Yesterday, I outlined findings of a model that allocates to the S&P 500 when the VIX is below 20 and to cash when above 20. This post will expand on that post to build a model that outperforms the S&P, with less volatility, over the 1993-2011 time frame. The post is less about how great the model is (that is to be determined), as much as just how easy it is to use simple data mining techniques to build models that look GREAT using historical data (i.e. buyer beware of all these new funds / models coming out).

The Model

When analyzing the original model, we saw that the S&P 500 actually performed quite well on average (albeit with huge swings at times) at both low (VIX below 17.5) and high (VIX above 25 levels). Thus, a simple model would allocate to stocks when the VIX is below 17.5 or above 25 and cash when it is not. But, let's see if we can data mine improve on that further. When stocks do poorly, bonds (especially government bonds) tend to do very well (i.e. they become negatively correlated). Using Fidelity's Government Income Fund 'FGOVX' (I am not vouching for this fund, it was simply the first I found with daily returns going back to 1993), we compare returns of government bonds within each volatility "bucket" relative to what we found for the S&P 500.

As can be seen above, in each of the 17.5 to 25 VIX "buckets", government bonds outperformed (on average).
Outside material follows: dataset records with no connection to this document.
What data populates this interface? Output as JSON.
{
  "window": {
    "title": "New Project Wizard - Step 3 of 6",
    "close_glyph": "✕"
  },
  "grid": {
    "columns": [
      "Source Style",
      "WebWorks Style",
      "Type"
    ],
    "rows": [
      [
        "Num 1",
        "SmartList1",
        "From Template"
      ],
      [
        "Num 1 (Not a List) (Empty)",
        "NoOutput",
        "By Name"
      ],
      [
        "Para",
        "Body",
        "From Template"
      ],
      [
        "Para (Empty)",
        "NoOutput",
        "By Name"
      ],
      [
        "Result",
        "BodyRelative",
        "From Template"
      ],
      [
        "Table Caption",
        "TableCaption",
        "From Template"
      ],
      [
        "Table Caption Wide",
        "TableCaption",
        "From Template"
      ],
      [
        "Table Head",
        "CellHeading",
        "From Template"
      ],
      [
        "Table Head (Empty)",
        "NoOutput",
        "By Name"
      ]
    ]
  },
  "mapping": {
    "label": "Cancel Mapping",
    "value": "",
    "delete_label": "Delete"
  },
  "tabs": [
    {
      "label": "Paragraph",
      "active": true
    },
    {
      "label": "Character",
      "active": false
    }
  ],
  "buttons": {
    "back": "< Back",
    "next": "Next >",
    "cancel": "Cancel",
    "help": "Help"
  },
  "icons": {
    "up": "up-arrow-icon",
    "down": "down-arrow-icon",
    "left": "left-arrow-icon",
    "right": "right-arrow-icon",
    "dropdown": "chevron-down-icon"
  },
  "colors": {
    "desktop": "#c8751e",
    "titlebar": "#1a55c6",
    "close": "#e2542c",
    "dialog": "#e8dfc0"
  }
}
This is just what we were looking for.

To the model's results... in 'daily rebalancing' we allocate on a daily basis to the S&P 500 (ETF SPY) when VIX is below 17.5 or above 25 and to government bonds (fund FGOVX) when it is not (monthly is simply on a monthly basis). This rotation strategy had excess returns over SPY's 7.7% annualized return since 1993 of almost 3% on a daily basis and 1.7% on a monthly basis annualized (excluding transaction costs) with volatility reduced around 3% over that time frame.

Model Results (January 1993 - December 2011)

So is this legit model building or data mining? I believe it may be both (if a potential legit model, it needs further testing across markets and time frames), but in no way am I confident this performance can be replicated on a going forward basis.